On the plus side, the perfect strangers are played by Kate Winslet and Idris Elba, who are, believe it or not, actually the third-stringers on the film, following the departures of Margot Robbie/Michael Fassbender and Rosamund Pike/Charlie Hunnam. But it also makes you wonder who Winslet and Elba owed favors to; there’s no reason whatsoever for them to be here. It’s as if Meryl Streep and Clint Eastwood decided to make The Bridges of Madison County or something. Oh wait.
To be fair, there’s actually plenty to like about The Mountain Between Us. Director Hany Abu-Assad (Omar, Paradise Now) takes full advantage of the natural setting. Filming in British Columbia, he made sure to highlight the gorgeous scenery; parts of it even look like they came straight from The Revenant’s cutting room floor. And the extended single tracking shot of the moments before and during the crash is a pretty nifty sequence.
Plus, Elba and Winslet bring their usual off-the-chart talents (and equally noteworthy good looks) to the proceedings, and the first ninety minutes are actually chock-full of some fairly compelling stuff, despite a bevy of whew-just-in-time happenings.
It’s only when we get to the ending that things go south, and man, do they go really south really quickly. Knowing it’s based on a romance novel, I’m sure you can guess where it’s all headed, but I’ll avoid spoilers just in case. Suffice to say that being lost in the wilderness for three-plus weeks with someone can wreak havoc on your old life back home. The final shot is as ridiculous as they come, and, in fact, simply excising the last thirty seconds of the film would have gone a long way toward saving this silliness.
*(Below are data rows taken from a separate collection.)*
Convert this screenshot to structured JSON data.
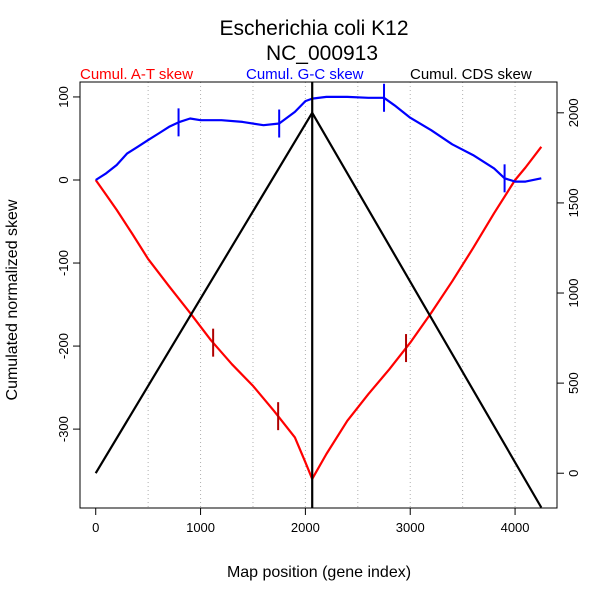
{
  "chart_data": {
    "type": "line",
    "title": "Escherichia coli K12",
    "subtitle": "NC_000913",
    "xlabel": "Map position (gene index)",
    "ylabel": "Cumulated normalized skew",
    "xlim": [
      -150,
      4400
    ],
    "ylim": [
      -395,
      118
    ],
    "ylim_right": [
      -193,
      2171
    ],
    "grid_x": true,
    "grid_x_positions": [
      500,
      1000,
      1500,
      2000,
      2500,
      3000,
      3500,
      4000
    ],
    "x_ticks": [
      0,
      1000,
      2000,
      3000,
      4000
    ],
    "y_ticks_left": [
      100,
      0,
      -100,
      -200,
      -300
    ],
    "y_ticks_right": [
      2000,
      1500,
      1000,
      500,
      0
    ],
    "vertical_line_x": 2065,
    "series": [
      {
        "name": "Cumul. A-T skew",
        "axis": "left",
        "color": "#ff0000",
        "x": [
          0,
          100,
          200,
          350,
          500,
          700,
          900,
          1100,
          1300,
          1500,
          1700,
          1900,
          2000,
          2065,
          2200,
          2400,
          2600,
          2800,
          3000,
          3200,
          3400,
          3600,
          3800,
          4000,
          4100,
          4250
        ],
        "values": [
          0,
          -18,
          -36,
          -65,
          -95,
          -128,
          -160,
          -193,
          -222,
          -248,
          -278,
          -310,
          -340,
          -360,
          -330,
          -290,
          -258,
          -228,
          -196,
          -160,
          -122,
          -82,
          -40,
          0,
          15,
          40
        ]
      },
      {
        "name": "Cumul. G-C skew",
        "axis": "left",
        "color": "#0000ff",
        "x": [
          0,
          100,
          200,
          300,
          400,
          500,
          600,
          700,
          800,
          900,
          1000,
          1200,
          1400,
          1600,
          1750,
          1900,
          2000,
          2065,
          2200,
          2400,
          2600,
          2750,
          2850,
          3000,
          3200,
          3400,
          3600,
          3800,
          3900,
          4000,
          4100,
          4250
        ],
        "values": [
          0,
          8,
          18,
          32,
          40,
          48,
          56,
          64,
          70,
          74,
          72,
          72,
          70,
          66,
          68,
          82,
          95,
          98,
          100,
          100,
          99,
          99,
          90,
          75,
          60,
          43,
          30,
          14,
          2,
          -2,
          -2,
          2
        ]
      },
      {
        "name": "Cumul. CDS skew",
        "axis": "right",
        "color": "#000000",
        "x": [
          0,
          2065,
          4250
        ],
        "values": [
          0,
          2000,
          -190
        ]
      }
    ],
    "tick_marks": [
      {
        "series": "Cumul. A-T skew",
        "color": "#b00000",
        "x": [
          1120,
          1740,
          2960
        ]
      },
      {
        "series": "Cumul. G-C skew",
        "color": "#0000ff",
        "x": [
          790,
          1750,
          2750,
          3900
        ]
      }
    ]
  }
}
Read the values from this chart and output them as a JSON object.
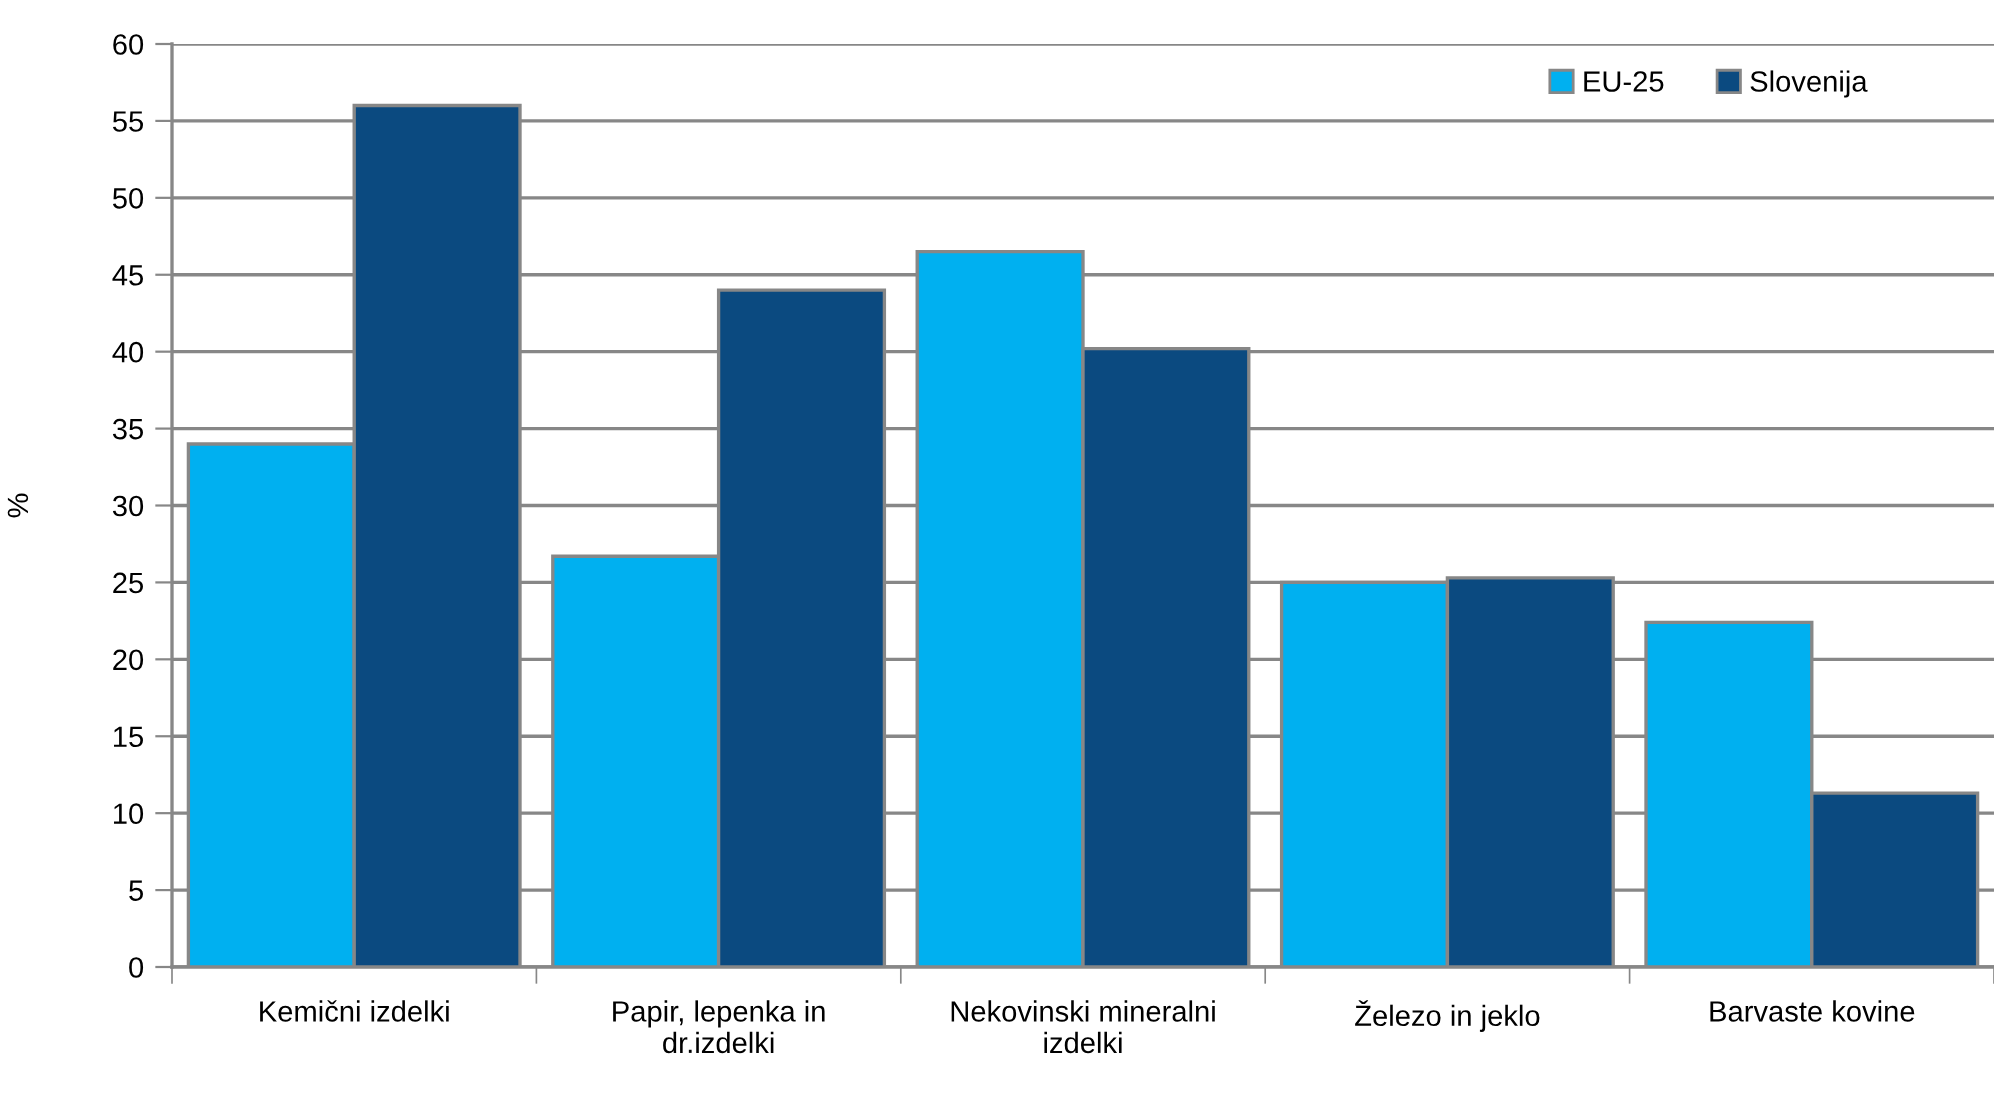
{
  "chart_data": {
    "type": "bar",
    "ylabel": "%",
    "categories": [
      "Kemični izdelki",
      "Papir, lepenka in dr.izdelki",
      "Nekovinski mineralni izdelki",
      "Železo in jeklo",
      "Barvaste kovine"
    ],
    "series": [
      {
        "name": "EU-25",
        "color": "#00b0f0",
        "values": [
          34.0,
          26.7,
          46.5,
          25.0,
          22.4
        ]
      },
      {
        "name": "Slovenija",
        "color": "#0b4a80",
        "values": [
          56.0,
          44.0,
          40.2,
          25.3,
          11.3
        ]
      }
    ],
    "ylim": [
      0,
      60
    ],
    "yticks": [
      0,
      5,
      10,
      15,
      20,
      25,
      30,
      35,
      40,
      45,
      50,
      55,
      60
    ],
    "grid": "y",
    "legend": "top right"
  }
}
It’s not outside the realm of possibility that the The Mountain Between Us could actually be up for serious award consideration later this year. Elba and/or Winslet are legitimately worth a thought on the acting side, even as the movie itself may find some attention from the Razzies folks.
Come for the human drama against the elements, the sweeping vistas, and the top-shelf acting, but, for heaven’s sake, get out before the end.